I originally posted this on another Stack Exchange website but was advised this might be a better place for it. Original is here: https://security.stackexchange.com/questions/215300/is-it-ok-to-assume-a-user-has-opted-in-to-receive-emails-in-an-application-where/
I'm working on a web application where the main purpose/functionality is notifying users when there have been changes to regulations in a particular industry. The content of the email is always related to specific legal changes that have occurred. The users are not being "sold" anything from the content of the email, it contains factual information only.
The application is subscription based, i.e. you have to pay for an account and using it is a choice. Any email addresses for accounts we hold are active users and we do not harvest this data from anywhere. So all email addresses we have are for real users who actively use the software.
We are designing a setup wizard which allows users to set preferences on what information they receive.

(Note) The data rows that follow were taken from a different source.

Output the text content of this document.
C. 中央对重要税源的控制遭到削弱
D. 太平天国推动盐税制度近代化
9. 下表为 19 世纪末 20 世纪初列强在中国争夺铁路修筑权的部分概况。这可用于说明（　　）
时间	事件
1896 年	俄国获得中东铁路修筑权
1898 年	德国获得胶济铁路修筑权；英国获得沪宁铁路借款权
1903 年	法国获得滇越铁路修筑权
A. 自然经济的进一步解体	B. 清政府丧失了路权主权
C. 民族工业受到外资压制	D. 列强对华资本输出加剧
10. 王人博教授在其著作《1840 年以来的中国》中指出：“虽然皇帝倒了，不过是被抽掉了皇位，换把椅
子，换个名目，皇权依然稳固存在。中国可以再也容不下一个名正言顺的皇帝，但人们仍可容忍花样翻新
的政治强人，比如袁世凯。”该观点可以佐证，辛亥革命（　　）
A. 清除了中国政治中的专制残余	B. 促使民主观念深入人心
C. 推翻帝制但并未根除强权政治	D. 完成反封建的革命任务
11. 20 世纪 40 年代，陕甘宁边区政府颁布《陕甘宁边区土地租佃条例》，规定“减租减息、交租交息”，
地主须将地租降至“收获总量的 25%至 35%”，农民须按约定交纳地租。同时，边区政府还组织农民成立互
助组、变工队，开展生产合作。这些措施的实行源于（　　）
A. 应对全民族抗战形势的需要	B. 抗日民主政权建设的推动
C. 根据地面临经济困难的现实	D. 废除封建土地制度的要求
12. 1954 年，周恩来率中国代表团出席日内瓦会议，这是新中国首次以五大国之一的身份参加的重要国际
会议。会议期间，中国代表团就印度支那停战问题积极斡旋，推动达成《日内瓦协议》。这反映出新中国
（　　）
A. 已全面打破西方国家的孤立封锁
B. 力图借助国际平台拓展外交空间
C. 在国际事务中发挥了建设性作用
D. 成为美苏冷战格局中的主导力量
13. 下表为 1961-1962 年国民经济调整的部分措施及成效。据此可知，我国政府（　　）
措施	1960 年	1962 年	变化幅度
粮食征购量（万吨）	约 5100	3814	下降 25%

One of the settings is yes or no as to whether the application should send notifications via email. This raised debate as to what the default setting should be.
The argument for "no" was that users should explicitly give their permission to receive automated emails and therefore this was the correct default.
The argument for "yes" was that the users have implied consent because they are using an application whose sole purpose is to inform them about changes, and email delivery is the primary way of doing this.
The application is still usable if the user doesn't receive emails because the data which is present in the emails is visible inside a web-based interface. The disadvantage of using the application in this way is that - unless the user logs in - they will not necessarily be aware of any updates. Therefore defaulting email opt-in is preferable.
The pre-sale marketing material for the application makes it clear that email delivery is the main delivery method for the information and getting it directly to your inbox is an advantage of using the system.
The application allows the user to change their settings at any time. So if they opt-in to receive emails today, they can opt-out tomorrow, and vice versa. They can change their preferences at any time.
What are people's thoughts on this? We are based in the UK but deal with customers worldwide. Is this covered or referred to by GDPR?